Afinal, há mais vida para além do orçamento: A falácia dos profetas do terceiro milénio

Afinal, a ciência utilizada como profecia, acaba sempre por dar mau resultado. É da ciência económica que vos falo e sobretudo da sua má utilização pelos novos profetas da política.

1. George Soros, Multimilionário Norte-Americano interpretava assim, aquilo que designa como a mais grave crise dos últimos 60 anos

"A actual crise financeira desencadeada pelo colapso da bolha imobiliária, nos Estados Unidos, marca também o fim de uma era de expansão do crédito assente no dólar como a moeda de reserva internacional. É uma tempestade muito maior do que qualquer outra ocorrida desde o fim da Segunda Guerra Mundial.

Para compreender o que está a acontecer, precisamos de um novo paradigma. Esse paradigma está disponível na teoria da reflectividade que propus pela primeira vez, há 20 anos, no meu livro "The Alchemy of Finance" (A Alquimia das Finanças). Esta teoria defende que os mercados financeiros não tendem para o equilíbrio. Opiniões tendenciosas e ideias erradas entre cooperadores dos mercados financeiros introduzem incerteza e maior imprevisibilidade não apenas relativamente aos preços do mercado, mas também aos princípios fundamentais que se espera que esses preços reflictam.

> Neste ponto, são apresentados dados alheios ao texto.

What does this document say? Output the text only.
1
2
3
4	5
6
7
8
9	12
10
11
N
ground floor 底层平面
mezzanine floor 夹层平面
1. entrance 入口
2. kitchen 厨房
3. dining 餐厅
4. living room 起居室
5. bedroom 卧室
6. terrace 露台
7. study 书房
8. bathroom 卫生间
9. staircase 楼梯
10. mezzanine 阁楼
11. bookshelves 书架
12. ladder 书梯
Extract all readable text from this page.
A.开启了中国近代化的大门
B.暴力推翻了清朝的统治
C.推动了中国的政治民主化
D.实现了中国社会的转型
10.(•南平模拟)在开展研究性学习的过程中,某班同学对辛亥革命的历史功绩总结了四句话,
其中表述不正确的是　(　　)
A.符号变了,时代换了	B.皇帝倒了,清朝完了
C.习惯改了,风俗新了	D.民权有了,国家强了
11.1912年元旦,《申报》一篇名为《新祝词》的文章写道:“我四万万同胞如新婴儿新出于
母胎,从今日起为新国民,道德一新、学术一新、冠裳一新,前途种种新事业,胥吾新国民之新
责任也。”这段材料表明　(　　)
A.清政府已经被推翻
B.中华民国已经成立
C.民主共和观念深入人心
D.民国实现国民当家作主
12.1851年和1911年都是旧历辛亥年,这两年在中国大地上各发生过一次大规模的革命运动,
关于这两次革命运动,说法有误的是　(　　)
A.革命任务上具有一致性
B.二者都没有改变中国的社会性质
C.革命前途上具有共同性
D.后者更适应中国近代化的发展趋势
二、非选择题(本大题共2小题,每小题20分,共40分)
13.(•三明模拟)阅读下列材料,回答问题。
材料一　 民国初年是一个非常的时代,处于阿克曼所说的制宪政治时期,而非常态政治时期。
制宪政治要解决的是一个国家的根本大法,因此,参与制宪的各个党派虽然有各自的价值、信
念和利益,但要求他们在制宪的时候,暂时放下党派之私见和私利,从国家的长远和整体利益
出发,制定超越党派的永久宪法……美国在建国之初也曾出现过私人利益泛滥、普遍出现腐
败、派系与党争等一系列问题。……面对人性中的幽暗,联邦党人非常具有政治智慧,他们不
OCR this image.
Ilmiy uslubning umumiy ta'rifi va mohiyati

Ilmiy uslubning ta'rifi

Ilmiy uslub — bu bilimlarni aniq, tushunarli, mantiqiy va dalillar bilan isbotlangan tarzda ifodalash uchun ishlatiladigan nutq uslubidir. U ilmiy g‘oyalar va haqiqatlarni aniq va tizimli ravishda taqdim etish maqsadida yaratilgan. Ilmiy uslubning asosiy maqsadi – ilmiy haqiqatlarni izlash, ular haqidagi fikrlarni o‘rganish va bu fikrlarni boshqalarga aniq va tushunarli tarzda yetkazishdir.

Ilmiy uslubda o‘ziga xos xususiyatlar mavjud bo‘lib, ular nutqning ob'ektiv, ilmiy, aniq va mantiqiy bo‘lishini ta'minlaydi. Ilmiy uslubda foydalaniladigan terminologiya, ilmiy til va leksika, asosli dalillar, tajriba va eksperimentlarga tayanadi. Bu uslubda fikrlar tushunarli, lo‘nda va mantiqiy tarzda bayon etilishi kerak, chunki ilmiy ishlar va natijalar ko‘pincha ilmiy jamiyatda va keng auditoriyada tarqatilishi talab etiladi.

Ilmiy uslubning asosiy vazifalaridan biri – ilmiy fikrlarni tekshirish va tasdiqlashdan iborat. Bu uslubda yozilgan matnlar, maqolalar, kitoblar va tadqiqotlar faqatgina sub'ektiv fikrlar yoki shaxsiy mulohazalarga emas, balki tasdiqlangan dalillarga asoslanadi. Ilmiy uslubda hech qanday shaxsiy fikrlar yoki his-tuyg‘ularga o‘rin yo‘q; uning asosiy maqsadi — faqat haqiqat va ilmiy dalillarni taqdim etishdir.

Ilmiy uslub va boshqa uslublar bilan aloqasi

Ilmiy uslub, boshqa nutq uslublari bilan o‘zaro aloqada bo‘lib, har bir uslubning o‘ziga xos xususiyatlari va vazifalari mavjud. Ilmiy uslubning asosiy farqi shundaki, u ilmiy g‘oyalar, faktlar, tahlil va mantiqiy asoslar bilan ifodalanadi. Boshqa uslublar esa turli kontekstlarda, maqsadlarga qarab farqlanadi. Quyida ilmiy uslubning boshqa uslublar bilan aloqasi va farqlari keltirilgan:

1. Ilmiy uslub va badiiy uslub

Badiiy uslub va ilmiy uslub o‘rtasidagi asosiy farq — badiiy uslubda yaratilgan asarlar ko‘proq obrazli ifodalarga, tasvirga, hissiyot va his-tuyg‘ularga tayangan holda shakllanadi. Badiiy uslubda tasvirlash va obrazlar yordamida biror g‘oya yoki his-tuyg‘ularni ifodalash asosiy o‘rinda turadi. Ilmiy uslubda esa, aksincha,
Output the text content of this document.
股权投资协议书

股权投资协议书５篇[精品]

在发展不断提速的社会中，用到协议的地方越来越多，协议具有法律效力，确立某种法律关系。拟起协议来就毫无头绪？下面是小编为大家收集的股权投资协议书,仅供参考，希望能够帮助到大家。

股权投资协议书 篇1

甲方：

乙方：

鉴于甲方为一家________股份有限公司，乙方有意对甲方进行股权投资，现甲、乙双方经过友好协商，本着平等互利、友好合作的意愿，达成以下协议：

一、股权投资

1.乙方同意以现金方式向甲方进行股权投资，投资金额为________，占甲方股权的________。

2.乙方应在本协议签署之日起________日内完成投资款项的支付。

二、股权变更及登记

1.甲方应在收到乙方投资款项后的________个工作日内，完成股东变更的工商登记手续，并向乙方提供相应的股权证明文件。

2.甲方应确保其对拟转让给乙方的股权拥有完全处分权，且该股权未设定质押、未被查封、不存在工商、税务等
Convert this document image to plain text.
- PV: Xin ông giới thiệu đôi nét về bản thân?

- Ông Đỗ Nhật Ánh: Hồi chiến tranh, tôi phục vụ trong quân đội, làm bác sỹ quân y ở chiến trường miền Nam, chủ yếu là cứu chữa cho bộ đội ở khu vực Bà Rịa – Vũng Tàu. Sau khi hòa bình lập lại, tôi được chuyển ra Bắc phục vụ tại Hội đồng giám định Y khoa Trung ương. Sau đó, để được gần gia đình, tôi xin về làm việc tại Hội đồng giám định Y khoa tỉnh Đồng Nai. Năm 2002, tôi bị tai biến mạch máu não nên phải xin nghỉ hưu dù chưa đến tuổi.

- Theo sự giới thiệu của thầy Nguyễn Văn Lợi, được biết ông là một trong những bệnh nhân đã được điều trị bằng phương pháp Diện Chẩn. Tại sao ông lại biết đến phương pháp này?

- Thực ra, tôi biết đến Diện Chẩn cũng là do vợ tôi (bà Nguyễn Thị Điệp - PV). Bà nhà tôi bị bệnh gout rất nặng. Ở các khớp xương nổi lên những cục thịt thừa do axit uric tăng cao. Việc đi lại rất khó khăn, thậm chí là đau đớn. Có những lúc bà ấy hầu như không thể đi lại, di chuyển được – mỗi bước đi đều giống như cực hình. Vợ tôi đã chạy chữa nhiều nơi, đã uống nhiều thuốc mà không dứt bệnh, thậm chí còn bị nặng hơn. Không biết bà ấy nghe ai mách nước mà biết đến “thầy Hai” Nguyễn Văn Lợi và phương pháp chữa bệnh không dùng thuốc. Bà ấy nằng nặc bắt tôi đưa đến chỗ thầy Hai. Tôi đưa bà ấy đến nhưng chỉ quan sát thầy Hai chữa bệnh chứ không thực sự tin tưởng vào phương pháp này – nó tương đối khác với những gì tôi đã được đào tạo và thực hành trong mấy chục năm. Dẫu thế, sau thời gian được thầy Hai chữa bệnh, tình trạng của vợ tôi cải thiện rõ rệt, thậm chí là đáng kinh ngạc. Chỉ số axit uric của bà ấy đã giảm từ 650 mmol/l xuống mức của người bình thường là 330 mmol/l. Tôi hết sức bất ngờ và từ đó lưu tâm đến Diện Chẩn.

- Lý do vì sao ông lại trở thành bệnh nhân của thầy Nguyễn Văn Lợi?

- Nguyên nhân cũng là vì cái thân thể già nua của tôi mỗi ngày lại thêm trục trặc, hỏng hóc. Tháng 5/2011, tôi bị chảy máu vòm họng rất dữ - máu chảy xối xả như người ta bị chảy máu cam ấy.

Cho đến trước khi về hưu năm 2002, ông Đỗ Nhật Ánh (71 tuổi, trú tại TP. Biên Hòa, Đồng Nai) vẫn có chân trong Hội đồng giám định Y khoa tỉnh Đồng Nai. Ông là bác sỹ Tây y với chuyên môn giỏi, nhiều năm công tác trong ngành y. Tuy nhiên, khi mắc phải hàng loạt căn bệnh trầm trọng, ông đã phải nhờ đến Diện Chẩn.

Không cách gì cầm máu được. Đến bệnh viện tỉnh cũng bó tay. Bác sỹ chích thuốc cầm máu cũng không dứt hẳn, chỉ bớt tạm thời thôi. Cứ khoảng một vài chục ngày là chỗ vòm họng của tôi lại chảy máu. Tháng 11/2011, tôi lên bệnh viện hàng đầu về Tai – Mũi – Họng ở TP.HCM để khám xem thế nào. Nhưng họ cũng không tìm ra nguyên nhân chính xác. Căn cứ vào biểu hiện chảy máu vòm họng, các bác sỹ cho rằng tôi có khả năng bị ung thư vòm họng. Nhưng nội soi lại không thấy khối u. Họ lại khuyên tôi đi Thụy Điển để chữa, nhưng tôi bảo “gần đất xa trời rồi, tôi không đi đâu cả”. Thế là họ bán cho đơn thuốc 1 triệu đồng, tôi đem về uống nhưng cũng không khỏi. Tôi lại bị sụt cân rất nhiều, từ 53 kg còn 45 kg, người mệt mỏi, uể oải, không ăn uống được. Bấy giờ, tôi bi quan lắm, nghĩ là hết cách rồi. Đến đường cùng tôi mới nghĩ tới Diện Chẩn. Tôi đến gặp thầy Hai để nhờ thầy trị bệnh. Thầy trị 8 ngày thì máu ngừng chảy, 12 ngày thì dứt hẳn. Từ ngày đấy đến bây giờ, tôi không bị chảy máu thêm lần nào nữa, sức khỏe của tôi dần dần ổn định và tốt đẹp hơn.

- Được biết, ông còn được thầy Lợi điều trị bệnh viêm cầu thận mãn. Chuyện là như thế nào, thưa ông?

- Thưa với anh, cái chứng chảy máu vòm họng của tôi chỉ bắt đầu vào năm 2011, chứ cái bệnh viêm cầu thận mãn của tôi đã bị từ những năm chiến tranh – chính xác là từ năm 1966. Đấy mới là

Entregues a si próprios, os mercados têm tendência para extremos de euforia e de desespero. Na realidade, devido à sua potencial instabilidade, os mercados financeiros não são deixados entregues a si próprios; estão a cargo de autoridades responsáveis cujo trabalho é manter os excessos dentro dos limites. Mas as autoridades também são humanas e sujeitas a opiniões tendenciosas e a ideias erradas, além de que a interacção entre os mercados financeiros e as autoridades que os controlam é também reflexiva.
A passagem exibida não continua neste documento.